This morning it came, quite accidentally but also fortuitously, to my attention that the notorious “Campus Watch” website, overseen by Daniel Pipes, responded to the Ibishblog posting from June 29 entitled, “The Massad tenure case: time for the campus thought police to close up shop.” Campus Watch shamelessly and preposterously denies that it has any intention of having an effect on the hiring and promotion of faculty involved in Middle East studies or who express opinions on Middle Eastern related political matters. Anyone who has visited that site is now fighting the urge to disintegrate into peals of hysterical laughter. It’s a little like a lobbying group claiming to have no intention of influencing policy or legislation. What, pray tell, is it there for, then? Why create this index of offenses and offenders, this virtual blacklist, if not precisely to chill speech and, ultimately, to influence not only academic conduct, but academic hiring and promotion as well? The claim is absurd, and they know it.
But an even more blatant lie, on a more specific but more easily testable matter, is also proffered in this exceptionally dishonest response, to wit:
Demonstrating further that Ibish has neglected to do his homework, he makes the following allegation:
“Organizations like Daniel Pipes’ notorious ‘campus watch,’ which had in its initial mission statement an overtly racist complaint about the number of Arab and Middle Eastern professors in Middle East studies departments…”
Campus Watch’s mission statement has never contained any language pertaining to the ethnic background of Middle East studies professors. Ibish is likely referring to an article co-authored by Norvell B. De Atkine and Middle East Forum director Daniel Pipes in 1995, long before Campus Watch came into existence, titled, "Middle Eastern Studies: What Went Wrong?" The article examines the benefits and problems associated with the growing number of academics of Middle Eastern origin in the field of Middle East studies, none of them based on racist language or assertions.
In English, we call this a lie. But you need not take my word for it, even though I have this all amply recorded in both my files and my memory. Campus Watch’s initial mission statement is, in fact, readily available through the invaluable “Wayback Machine” which stores images of websites archived by dates. The earliest capture of the Campus Watch site is from October 1, 2002. This incontrovertibly establishes that the initial “about us” section of Campus Watch included the following statement:
Middle East studies in the United States has become the preserve of Middle Eastern Arabs, who have brought their views with them. Membership in the Middle East Studies Association (MESA), the main scholarly association, is now 50 percent of Middle Eastern origin.
It is therefore plainly the fact that Campus Watch’s mission statement did indeed contain overtly racist language pertaining to the ethnic background of Middle East studies professors. It cast the presence of “Middle Eastern Arabs” as a problem in Middle East studies, and bemoaned the fact that MESA’s membership “is now 50 percent of Middle Eastern origin.” Campus Watch’s denials are nothing more than blatant lies, which are easily exposed with a simple click of the mouse. It typifies everything about their approach to their work and their engagement with the academic world.

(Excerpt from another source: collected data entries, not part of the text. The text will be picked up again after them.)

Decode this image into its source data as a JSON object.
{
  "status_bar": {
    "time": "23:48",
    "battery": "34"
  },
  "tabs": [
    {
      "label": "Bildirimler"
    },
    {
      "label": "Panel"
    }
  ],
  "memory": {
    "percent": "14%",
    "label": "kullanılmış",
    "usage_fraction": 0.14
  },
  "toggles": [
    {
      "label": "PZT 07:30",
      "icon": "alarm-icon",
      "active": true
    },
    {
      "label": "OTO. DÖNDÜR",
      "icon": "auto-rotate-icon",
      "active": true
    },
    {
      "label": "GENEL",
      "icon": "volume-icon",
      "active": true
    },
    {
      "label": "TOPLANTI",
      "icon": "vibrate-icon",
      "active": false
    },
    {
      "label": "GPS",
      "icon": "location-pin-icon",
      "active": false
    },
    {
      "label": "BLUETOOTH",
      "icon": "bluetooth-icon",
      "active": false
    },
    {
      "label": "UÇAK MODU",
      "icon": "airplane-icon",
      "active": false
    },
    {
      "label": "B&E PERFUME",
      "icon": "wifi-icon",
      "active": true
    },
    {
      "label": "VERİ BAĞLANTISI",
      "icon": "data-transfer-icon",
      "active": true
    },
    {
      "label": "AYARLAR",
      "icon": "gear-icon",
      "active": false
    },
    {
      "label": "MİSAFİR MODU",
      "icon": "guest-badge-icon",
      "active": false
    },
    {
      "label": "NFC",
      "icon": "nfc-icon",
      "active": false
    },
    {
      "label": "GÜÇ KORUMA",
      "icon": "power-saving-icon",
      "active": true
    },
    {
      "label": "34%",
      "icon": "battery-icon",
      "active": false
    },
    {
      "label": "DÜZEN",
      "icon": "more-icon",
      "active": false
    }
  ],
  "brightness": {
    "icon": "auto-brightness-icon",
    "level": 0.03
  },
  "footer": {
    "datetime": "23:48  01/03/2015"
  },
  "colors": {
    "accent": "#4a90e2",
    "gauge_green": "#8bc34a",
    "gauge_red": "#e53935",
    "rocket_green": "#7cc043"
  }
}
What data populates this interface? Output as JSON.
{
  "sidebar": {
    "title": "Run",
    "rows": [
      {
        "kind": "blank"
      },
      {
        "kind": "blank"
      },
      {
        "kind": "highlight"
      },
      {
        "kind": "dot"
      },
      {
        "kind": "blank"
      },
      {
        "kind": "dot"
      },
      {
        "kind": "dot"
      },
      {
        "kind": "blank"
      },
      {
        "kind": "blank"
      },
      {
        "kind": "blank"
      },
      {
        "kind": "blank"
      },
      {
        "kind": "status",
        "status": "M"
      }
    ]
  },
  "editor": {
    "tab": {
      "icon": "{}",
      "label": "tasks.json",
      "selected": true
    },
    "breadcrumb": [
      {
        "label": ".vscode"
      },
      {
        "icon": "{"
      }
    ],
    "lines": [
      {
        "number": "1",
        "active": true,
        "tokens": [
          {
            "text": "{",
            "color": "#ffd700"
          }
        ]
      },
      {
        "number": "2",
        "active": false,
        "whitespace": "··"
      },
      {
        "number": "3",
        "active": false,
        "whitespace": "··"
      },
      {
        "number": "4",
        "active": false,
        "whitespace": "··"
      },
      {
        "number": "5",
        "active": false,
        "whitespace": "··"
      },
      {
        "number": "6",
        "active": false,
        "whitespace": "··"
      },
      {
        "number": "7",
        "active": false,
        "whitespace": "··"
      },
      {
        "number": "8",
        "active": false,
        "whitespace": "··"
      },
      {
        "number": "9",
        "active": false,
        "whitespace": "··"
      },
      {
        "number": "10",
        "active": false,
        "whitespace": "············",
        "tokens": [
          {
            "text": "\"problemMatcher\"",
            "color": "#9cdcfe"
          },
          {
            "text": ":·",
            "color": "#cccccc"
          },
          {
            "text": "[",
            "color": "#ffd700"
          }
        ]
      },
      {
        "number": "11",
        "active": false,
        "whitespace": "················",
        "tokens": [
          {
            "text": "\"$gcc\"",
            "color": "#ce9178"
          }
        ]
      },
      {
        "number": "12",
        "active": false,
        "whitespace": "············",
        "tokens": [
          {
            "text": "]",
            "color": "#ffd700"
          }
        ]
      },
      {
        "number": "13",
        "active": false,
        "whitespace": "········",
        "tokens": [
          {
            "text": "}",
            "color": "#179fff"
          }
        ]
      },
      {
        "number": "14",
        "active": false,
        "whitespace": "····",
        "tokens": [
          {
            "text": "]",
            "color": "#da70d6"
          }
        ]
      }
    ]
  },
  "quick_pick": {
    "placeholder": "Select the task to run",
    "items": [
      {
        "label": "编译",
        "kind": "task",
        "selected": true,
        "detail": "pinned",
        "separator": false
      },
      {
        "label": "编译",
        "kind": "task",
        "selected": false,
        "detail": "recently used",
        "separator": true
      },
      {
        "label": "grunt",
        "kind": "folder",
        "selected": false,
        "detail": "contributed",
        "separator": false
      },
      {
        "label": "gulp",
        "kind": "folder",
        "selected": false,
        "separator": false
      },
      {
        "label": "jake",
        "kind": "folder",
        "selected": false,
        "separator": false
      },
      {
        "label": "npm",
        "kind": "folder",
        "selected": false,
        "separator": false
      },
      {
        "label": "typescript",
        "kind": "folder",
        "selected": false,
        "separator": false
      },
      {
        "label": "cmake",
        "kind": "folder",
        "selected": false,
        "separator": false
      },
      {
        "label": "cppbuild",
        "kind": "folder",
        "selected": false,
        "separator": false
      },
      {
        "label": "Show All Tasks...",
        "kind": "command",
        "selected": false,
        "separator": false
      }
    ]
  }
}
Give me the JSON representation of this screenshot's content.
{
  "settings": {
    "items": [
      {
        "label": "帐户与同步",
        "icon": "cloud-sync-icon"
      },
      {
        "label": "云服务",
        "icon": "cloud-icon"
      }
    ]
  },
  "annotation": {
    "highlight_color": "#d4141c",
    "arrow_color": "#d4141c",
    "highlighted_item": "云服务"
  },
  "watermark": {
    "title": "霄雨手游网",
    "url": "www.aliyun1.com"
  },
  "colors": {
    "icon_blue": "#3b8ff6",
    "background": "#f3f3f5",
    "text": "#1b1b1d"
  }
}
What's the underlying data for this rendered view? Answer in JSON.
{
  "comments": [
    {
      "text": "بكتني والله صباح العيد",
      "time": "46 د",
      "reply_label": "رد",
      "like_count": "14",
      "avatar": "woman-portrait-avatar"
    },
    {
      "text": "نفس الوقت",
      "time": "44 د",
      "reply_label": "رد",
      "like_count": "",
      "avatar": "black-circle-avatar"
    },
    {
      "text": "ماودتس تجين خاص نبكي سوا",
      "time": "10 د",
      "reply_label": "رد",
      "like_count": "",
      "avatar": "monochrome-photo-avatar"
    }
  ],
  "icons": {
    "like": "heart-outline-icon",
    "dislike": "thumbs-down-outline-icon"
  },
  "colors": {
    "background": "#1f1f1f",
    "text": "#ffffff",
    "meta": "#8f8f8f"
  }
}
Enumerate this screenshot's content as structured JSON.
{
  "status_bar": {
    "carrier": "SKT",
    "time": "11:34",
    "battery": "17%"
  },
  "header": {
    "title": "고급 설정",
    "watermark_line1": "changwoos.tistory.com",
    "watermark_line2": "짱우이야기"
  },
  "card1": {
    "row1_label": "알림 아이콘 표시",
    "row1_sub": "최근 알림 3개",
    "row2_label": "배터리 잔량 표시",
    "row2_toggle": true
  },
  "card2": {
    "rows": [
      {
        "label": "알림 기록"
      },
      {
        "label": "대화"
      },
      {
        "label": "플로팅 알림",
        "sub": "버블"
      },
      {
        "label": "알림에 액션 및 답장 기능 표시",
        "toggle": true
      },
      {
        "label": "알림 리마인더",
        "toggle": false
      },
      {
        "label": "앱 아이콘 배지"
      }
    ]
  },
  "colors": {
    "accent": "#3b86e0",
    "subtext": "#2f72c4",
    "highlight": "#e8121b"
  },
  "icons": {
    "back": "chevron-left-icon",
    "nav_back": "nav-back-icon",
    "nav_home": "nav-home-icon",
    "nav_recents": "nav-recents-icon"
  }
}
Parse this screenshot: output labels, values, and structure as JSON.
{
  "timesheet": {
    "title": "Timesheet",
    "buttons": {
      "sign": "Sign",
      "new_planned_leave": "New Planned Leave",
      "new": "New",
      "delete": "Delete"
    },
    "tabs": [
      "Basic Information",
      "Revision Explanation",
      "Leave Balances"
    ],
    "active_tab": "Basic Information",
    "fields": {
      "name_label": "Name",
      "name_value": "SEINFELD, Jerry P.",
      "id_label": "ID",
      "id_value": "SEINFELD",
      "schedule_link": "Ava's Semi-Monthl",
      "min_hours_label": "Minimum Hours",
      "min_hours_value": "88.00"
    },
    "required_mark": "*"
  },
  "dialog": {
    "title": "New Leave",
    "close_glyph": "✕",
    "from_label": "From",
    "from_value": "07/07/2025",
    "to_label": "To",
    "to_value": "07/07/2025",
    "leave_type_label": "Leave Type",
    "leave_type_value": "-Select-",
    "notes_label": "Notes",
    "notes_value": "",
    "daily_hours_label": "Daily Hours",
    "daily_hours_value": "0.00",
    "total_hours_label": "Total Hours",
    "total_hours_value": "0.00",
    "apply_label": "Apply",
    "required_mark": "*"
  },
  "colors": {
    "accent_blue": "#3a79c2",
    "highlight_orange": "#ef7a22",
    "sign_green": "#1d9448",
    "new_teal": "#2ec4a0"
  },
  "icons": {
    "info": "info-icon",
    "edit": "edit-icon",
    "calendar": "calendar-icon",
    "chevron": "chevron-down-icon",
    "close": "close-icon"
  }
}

Which brings us back to the question of tenure. True enough their present site, while plainly designed to chill speech and obstruct hirings and promotions, is chockablock with denials that it intends to do any such thing. But just in case anyone had any doubts that this, too, is a blatant lie, a consultation of the October 2002 website will confirm that its “main goals” were then listed as including the intention to, “Identify key faculty who teach and write about contemporary affairs at university Middle East Studies departments in order to analyze and critique the work of these specialists for errors or biases,” and, “Keep the public apprised of course syllabi, memos, debates over appointments and funding, etc.”
In other words, at its inception Campus Watch made no bones about its intention of identifying “key faculty” with which it disagrees and indeed engaging with questions involving funding and appointments. That they have had subsequently to back off from saying so directly, because this was an effort at overt outside interference in academic questions such as hiring and tenure which should obviously be independent of political bullying by fanatics of any variety, including Mr. Pipes and his employees, does nothing to diminish the very obvious fact that they are continuing with the project they began in 2002. In the end, it is all about compiling a McCarthyite or Nixonian enemies list of “key faculty” and poisoning the atmosphere with regard to their potential funding and appointments.
Anyone who cares about academic freedom and integrity should be delighted at the spectacular degree to which this project has failed, and amused by Campus Watch’s efforts to deny what they not only blatantly and shamelessly do, but also what they used to publicly boast was their founding and core intention.